Last year, Carnegie engaged Jennifer Zoltners Sherer from the University of Pittsburgh to work with a team of Carnegie staff to explore the potential of math intensive programs as a strategy for addressing the failure rates of developmental mathematics students in community colleges. These math intensive programs include boot camp programs, summer bridge programs and accelerated programs aimed at shortening the developmental math sequence or supporting students to test out of the sequence altogether.
Sherer and Alicia Grunow prepared this report after exploring programs using a 90-day cycle process borrowed from the Institute for Healthcare Improvement (IHI). The IHI 90-day cycle scans activity in the field as a “quick way to research innovative ideas and assess their potential for advancing quality improvement.” The goal was to “get under the hood” of these intensive math interventions in order to identify program specifics, synthesize evidence regarding their efficacy and costs and elicit deeper understanding of the cause-effect logic of their design.
Overall, the programs described in the Sherer/Grunow report have employed a variety of innovative strategies to improve student outcomes in developmental math. Although these intensive programs are targeted at students with developmental math needs, they often support more than just math. They help students learn about college support systems, teach study skills and serve as opportunities for students to build relationships with peers, mentors and faculty. One of the most intriguing elements common to many of these programs was their use as an onramp; carefully designing transitions between high school and college. The attention paid to the problem of transition across many programs and contexts suggests further exploration into how these transitions can be effectively executed.
As a group, the interventions are characterized more by variation than similarity. Even within interventions that went by the same name, the team encountered differences both in how they were structured and in the elements of their design. In other words, the scan produced evidence that these programs are more a set of local solutions than a class of intervention that is currently well enough understood to be leveraged at scale. Assessing the potential of any one of these localized programs to scale to other contexts will require instrumentation of key elements, implementation in multiple contexts, and common measures of effectiveness.

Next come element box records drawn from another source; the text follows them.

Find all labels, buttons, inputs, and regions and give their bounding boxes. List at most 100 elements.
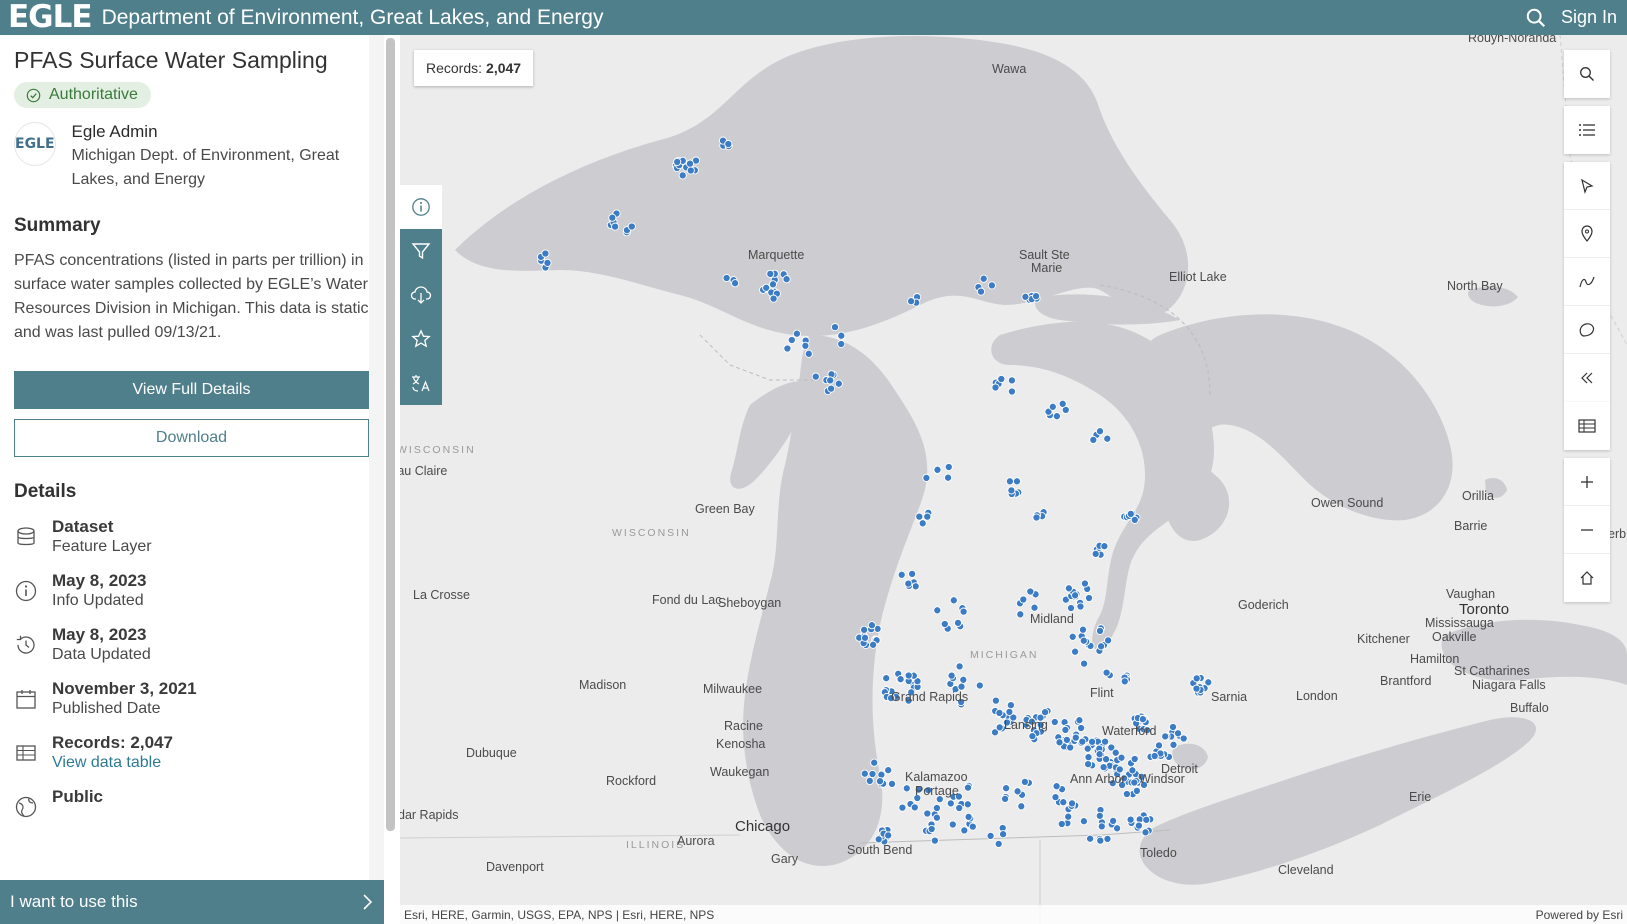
sample-point[interactable]	[1173, 729, 1183, 738]
side-panel-scrollbar[interactable]	[369, 35, 384, 924]
sample-point[interactable]	[1095, 750, 1104, 759]
sample-point[interactable]	[997, 374, 1006, 384]
sample-point[interactable]	[1079, 817, 1088, 826]
select-polygon-button[interactable]	[1564, 306, 1610, 354]
sample-point[interactable]	[1095, 626, 1105, 635]
sample-point[interactable]	[1130, 778, 1139, 787]
sample-point[interactable]	[1017, 802, 1026, 811]
sample-point[interactable]	[787, 335, 796, 345]
translate-tool-button[interactable]	[400, 361, 442, 405]
sample-point[interactable]	[975, 681, 984, 690]
sample-point[interactable]	[769, 294, 778, 303]
sample-point[interactable]	[1095, 427, 1105, 436]
sample-point[interactable]	[1100, 542, 1109, 551]
sample-point[interactable]	[1005, 707, 1014, 716]
sample-point[interactable]	[1126, 509, 1135, 518]
sample-point[interactable]	[1048, 402, 1057, 411]
sample-point[interactable]	[1006, 701, 1015, 710]
sample-point[interactable]	[1078, 625, 1088, 634]
sample-point[interactable]	[884, 766, 893, 775]
sample-point[interactable]	[1101, 737, 1110, 746]
sample-point[interactable]	[976, 287, 986, 296]
sample-point[interactable]	[944, 473, 953, 482]
sample-point[interactable]	[955, 662, 964, 671]
sample-point[interactable]	[1113, 824, 1122, 833]
legend-button[interactable]	[1564, 106, 1610, 154]
sample-point[interactable]	[1099, 763, 1108, 772]
sample-point[interactable]	[685, 159, 695, 168]
sample-point[interactable]	[923, 512, 932, 521]
sample-point[interactable]	[1077, 723, 1086, 733]
sample-point[interactable]	[1058, 399, 1067, 408]
select-pin-button[interactable]	[1564, 210, 1610, 258]
sample-point[interactable]	[1020, 777, 1029, 786]
sample-point[interactable]	[959, 675, 968, 684]
sample-point[interactable]	[870, 758, 879, 767]
sample-point[interactable]	[1111, 748, 1120, 757]
sample-point[interactable]	[1064, 812, 1073, 821]
sample-point[interactable]	[1192, 674, 1201, 683]
sample-point[interactable]	[932, 803, 941, 813]
sample-point[interactable]	[608, 213, 617, 222]
sample-point[interactable]	[731, 279, 740, 288]
sample-point[interactable]	[1032, 292, 1041, 301]
sign-in-link[interactable]: Sign In	[1561, 7, 1617, 28]
sample-point[interactable]	[1130, 754, 1139, 764]
sample-point[interactable]	[1076, 602, 1085, 611]
sample-point[interactable]	[1013, 787, 1022, 796]
i-want-to-use-this-bar[interactable]: I want to use this	[0, 880, 384, 924]
sample-point[interactable]	[953, 618, 963, 627]
view-full-details-button[interactable]: View Full Details	[14, 371, 369, 409]
sample-point[interactable]	[1192, 684, 1201, 693]
sample-point[interactable]	[999, 830, 1008, 839]
sample-point[interactable]	[991, 696, 1000, 705]
sample-point[interactable]	[927, 824, 936, 834]
sample-point[interactable]	[627, 222, 636, 231]
sample-point[interactable]	[673, 157, 682, 166]
sample-point[interactable]	[902, 784, 911, 793]
sample-point[interactable]	[837, 331, 846, 340]
sample-point[interactable]	[986, 831, 995, 840]
sample-point[interactable]	[915, 512, 924, 521]
sample-point[interactable]	[1103, 834, 1112, 843]
sample-point[interactable]	[868, 769, 877, 779]
sample-point[interactable]	[830, 323, 840, 332]
sample-point[interactable]	[1030, 603, 1039, 612]
sample-point[interactable]	[963, 800, 972, 809]
download-button[interactable]: Download	[14, 419, 369, 457]
sample-point[interactable]	[1141, 828, 1150, 837]
sample-point[interactable]	[1052, 412, 1061, 421]
sample-point[interactable]	[1154, 741, 1164, 750]
sample-point[interactable]	[1104, 636, 1113, 645]
sample-point[interactable]	[1179, 734, 1188, 743]
sample-point[interactable]	[724, 139, 733, 149]
sample-point[interactable]	[922, 473, 931, 482]
collapse-tools-button[interactable]	[1564, 354, 1610, 402]
sample-point[interactable]	[991, 383, 1000, 392]
sample-point[interactable]	[792, 329, 801, 338]
sample-point[interactable]	[995, 723, 1004, 732]
sample-point[interactable]	[1055, 738, 1064, 747]
view-data-table-link[interactable]: View data table	[52, 753, 173, 773]
sample-point[interactable]	[904, 579, 913, 588]
sample-point[interactable]	[1061, 725, 1070, 734]
sample-point[interactable]	[963, 783, 973, 792]
sample-point[interactable]	[1134, 821, 1143, 830]
sample-point[interactable]	[1041, 708, 1050, 717]
sample-point[interactable]	[1066, 603, 1076, 613]
attribute-table-button[interactable]	[1564, 402, 1610, 450]
sample-point[interactable]	[1083, 744, 1092, 753]
sample-point[interactable]	[897, 570, 906, 579]
sample-point[interactable]	[869, 640, 878, 649]
sample-point[interactable]	[995, 708, 1004, 717]
sample-point[interactable]	[801, 341, 810, 350]
sample-point[interactable]	[1117, 753, 1126, 762]
sample-point[interactable]	[923, 809, 932, 818]
sample-point[interactable]	[1052, 782, 1061, 791]
download-tool-button[interactable]	[400, 273, 442, 317]
sample-point[interactable]	[1103, 434, 1112, 443]
sample-point[interactable]	[964, 812, 973, 821]
sample-point[interactable]	[1002, 784, 1011, 793]
sample-point[interactable]	[875, 777, 885, 786]
sample-point[interactable]	[782, 275, 791, 284]
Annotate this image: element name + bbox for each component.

Carnegie continues to be interested in the utility of a 90-day cycle process for investigating promising educational innovations that have not yet been adequately explored in the educational literature, without tying up significant resources or encountering unnecessary delays. In particular, Carnegie is learning how to design 90-day cycle methodology that captures intervention activity in a way that allows for an initial assessment of their potential to produce improvement at scale.